The energy efficiency measures are intended to pay for themselves through associated savings on gas and electricity bills as a result of reduced energy consumption. Eligibility for Green Deal finance will be determined by a test applied under the golden rule that the expected savings on energy bills must be equal to or greater than the cost of the energy efficiency improvements over the term of the Green Deal plan. This might be the expected lifetime of the improvements or a specified payback period, but the recoverable costs will attach to the energy bills for the relevant property rather than the person who originally applies for finance. Improved properties will therefore be sold or let subject to any Green Deal plan and sellers or landlords will be required to provide details of a Green Deal plan to any prospective purchaser, tenant or licensee.

There will be a less rigorous test relating to properties owned or occupied by the vulnerable and those on low income as the expense of efficiency measures is likely to exceed any savings on bills. As an alternative, vulnerable and low-income households will be offered the next most cost-effective measures which do not meet the golden rule, on the basis that the result will be warmer homes rather than cash savings.
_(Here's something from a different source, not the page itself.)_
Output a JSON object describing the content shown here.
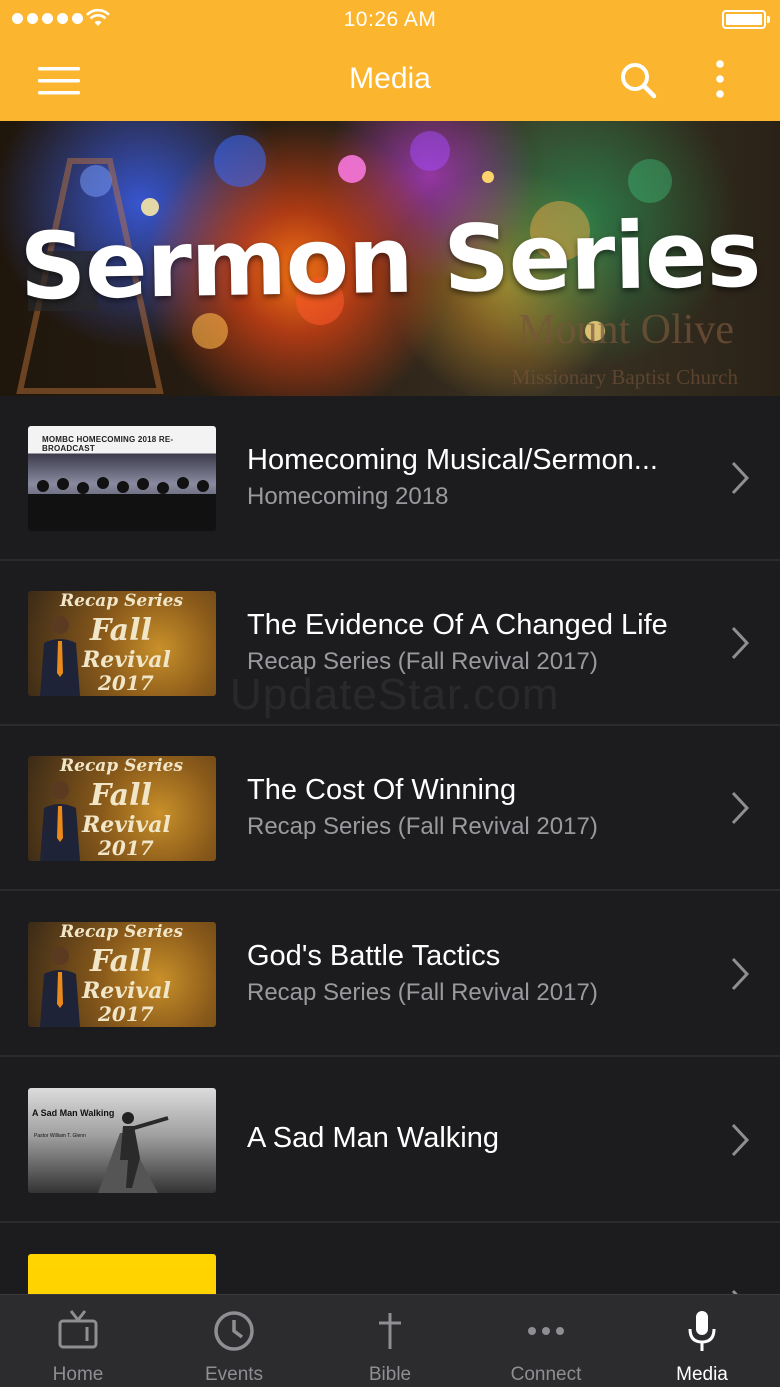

The principal application of the Green Deal will be residential property but it will also be available to businesses. Smaller enterprises will have access to Green Deal funding, while larger concerns will be encouraged to meet their obligations under existing schemes (such as Climate Change Agreements or the Carbon Reduction Commitment Energy Efficiency Scheme) at a reduced cost.

Green Deal assessments will be provided by authorised Green Deal assessors and are to be based on the strengthened and improved version of EPCs. Regulations pursuant to the Energy Act that will set out the relevant framework to establish a scheme for authorising Green Deal assessors, providers and installers, and the necessary code of practice that will regulate their conduct have yet to be published.

It is to be hoped that the synergy between the 2011 EPC Regulations and the Energy Act and the proposed improved versions of EPCs will address previous criticism from a number of professional bodies of the unreliability and inaccuracy of EPCs, particularly in relation to older properties. The incentive to save money on energy bills might then nudge property owners or occupiers towards applying for Green Deal finance to improve energy efficiency and reduce carbon emissions.